Originally published on Los Thunderlads, 6 January 2011:

Paul Elmer More’s essay on Quaker poet John Greenleaf Whittier, mentioned below, quotes Whittier’s poem “The Meeting.” The poem is long, and not aimed at 21st century literary sensibilities. It begins with a long passage from a visitor who reproves Whittier for attending the silent meetings of Quakers, deprecating them as “dull rites of drowsy-head” and extolling the outdoors as the proper place to worship the God who created nature. In response, Whittier explains that wilderness is full of distractions, while the surroundings within the meetinghouse focus the mind on God.
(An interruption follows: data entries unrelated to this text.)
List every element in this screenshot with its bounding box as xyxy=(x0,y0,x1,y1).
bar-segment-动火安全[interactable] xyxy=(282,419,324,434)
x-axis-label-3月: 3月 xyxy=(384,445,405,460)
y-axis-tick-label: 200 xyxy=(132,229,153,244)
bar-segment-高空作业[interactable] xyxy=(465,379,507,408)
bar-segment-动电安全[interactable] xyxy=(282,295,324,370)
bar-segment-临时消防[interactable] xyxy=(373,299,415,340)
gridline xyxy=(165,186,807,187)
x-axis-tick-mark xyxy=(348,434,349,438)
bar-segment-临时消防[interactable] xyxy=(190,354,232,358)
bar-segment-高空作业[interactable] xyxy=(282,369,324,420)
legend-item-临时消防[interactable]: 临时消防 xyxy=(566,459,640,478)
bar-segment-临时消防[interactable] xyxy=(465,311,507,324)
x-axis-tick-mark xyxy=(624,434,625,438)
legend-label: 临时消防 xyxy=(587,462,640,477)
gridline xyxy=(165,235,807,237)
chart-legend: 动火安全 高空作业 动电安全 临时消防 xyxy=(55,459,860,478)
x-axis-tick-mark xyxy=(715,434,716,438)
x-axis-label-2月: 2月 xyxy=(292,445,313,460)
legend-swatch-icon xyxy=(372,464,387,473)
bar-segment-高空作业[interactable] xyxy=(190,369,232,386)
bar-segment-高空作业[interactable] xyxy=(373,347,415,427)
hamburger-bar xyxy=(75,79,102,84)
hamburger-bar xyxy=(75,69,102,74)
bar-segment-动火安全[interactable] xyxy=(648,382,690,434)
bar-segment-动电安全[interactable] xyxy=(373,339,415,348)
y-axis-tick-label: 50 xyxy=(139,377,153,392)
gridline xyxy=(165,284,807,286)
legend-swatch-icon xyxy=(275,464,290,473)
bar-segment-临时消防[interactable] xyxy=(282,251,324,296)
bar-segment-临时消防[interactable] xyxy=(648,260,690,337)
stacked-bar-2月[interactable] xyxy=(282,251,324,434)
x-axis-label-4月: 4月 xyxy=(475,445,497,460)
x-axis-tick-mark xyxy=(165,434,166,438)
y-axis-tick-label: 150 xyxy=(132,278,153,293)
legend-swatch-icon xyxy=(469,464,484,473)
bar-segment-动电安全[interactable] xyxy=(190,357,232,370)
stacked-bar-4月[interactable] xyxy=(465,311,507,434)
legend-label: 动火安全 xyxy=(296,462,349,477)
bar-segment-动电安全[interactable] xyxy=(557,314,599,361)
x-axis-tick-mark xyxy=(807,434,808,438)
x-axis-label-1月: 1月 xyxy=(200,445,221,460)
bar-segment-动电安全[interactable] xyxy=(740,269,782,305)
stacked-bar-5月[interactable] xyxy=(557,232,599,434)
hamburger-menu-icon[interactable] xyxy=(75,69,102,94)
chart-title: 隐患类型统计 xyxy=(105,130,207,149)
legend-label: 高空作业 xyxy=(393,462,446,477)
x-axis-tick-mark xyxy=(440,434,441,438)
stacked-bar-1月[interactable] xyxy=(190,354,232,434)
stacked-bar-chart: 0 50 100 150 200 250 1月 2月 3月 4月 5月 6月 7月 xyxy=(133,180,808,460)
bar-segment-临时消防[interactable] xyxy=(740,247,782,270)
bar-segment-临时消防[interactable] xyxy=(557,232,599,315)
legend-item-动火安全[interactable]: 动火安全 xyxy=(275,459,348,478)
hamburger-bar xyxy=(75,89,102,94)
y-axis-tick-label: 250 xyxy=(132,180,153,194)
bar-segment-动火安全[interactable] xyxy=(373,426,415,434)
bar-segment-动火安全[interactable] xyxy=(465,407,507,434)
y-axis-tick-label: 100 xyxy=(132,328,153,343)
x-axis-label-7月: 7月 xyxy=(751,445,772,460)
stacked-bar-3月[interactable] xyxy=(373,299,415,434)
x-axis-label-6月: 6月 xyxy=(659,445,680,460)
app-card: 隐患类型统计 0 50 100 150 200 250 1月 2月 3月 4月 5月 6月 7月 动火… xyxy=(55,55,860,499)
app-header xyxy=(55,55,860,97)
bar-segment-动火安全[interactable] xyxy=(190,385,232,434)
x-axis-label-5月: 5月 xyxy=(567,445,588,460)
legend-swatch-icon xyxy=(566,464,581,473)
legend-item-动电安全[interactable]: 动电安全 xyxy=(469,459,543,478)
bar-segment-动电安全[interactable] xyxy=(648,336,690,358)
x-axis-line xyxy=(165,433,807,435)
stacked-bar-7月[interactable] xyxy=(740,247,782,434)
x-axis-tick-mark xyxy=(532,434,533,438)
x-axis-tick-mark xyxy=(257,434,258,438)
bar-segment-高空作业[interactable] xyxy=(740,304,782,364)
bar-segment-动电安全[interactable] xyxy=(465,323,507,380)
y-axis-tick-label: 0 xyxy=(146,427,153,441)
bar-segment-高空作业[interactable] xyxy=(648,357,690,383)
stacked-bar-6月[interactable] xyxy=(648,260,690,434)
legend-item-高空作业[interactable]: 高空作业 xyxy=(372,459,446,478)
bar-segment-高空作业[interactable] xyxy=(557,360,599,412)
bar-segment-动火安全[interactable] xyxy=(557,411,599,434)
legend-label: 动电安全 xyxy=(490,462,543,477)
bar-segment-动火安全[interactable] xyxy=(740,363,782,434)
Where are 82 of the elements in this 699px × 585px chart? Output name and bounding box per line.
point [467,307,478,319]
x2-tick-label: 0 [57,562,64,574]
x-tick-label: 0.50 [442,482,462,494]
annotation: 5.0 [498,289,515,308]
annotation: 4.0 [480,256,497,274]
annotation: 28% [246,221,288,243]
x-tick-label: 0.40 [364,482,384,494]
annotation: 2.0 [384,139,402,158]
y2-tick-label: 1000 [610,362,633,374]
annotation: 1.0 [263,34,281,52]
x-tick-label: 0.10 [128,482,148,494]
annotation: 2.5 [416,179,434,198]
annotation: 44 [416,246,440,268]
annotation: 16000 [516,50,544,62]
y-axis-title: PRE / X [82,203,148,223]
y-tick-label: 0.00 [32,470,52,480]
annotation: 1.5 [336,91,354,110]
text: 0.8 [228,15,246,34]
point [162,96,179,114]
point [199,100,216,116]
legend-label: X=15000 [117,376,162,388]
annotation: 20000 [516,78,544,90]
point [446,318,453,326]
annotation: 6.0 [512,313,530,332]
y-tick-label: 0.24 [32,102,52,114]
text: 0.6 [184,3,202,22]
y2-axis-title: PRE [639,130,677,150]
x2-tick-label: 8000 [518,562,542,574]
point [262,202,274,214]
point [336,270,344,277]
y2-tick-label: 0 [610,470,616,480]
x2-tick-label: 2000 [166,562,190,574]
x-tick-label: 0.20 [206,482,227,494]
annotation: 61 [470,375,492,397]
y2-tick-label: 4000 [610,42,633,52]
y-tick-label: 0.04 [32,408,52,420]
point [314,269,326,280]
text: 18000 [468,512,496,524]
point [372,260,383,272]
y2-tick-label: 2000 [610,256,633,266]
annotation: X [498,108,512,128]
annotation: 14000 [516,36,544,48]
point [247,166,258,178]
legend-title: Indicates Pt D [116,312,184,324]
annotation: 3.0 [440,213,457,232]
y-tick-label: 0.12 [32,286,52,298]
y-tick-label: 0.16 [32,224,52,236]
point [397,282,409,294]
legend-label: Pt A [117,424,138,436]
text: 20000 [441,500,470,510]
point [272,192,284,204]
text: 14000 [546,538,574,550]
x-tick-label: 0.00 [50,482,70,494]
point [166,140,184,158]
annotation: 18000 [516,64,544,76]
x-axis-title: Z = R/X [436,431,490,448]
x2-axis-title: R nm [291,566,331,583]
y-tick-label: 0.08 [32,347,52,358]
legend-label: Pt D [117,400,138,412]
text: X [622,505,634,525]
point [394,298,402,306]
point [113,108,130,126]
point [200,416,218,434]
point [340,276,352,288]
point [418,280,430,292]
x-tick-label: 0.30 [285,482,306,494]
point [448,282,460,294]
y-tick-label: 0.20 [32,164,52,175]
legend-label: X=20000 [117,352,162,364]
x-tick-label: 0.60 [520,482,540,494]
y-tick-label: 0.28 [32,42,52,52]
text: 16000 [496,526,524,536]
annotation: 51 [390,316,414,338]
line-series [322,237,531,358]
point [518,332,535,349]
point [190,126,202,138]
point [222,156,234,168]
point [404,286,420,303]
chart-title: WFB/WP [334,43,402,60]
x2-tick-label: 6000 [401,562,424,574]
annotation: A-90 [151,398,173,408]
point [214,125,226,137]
More was an excellent critic, and chose the perfect lines to quote:

But nature is not solitude:
She crowds us with her thronging wood;
Her many hands reach out to us,
Her many tongues are garrulous;
Perpetual riddles of surprise
She offers to our ears and eyes;
….

And so I find it well to come
For deeper rest to this still room,
For here the habit of the soul
Feels less the outer world’s control;
The strength of mutual purpose pleads
More earnestly our common needs;
And from the silence multiplied
By these still forms on either side,
The world that time and sense have known
Falls off and leaves us God alone.

I recommend the whole poem. Not least because the theme developed in my earlier post, that Quakerism tends to obscure the importance of habit in human life, is partially belied by Whittier’s lively interest in this topic.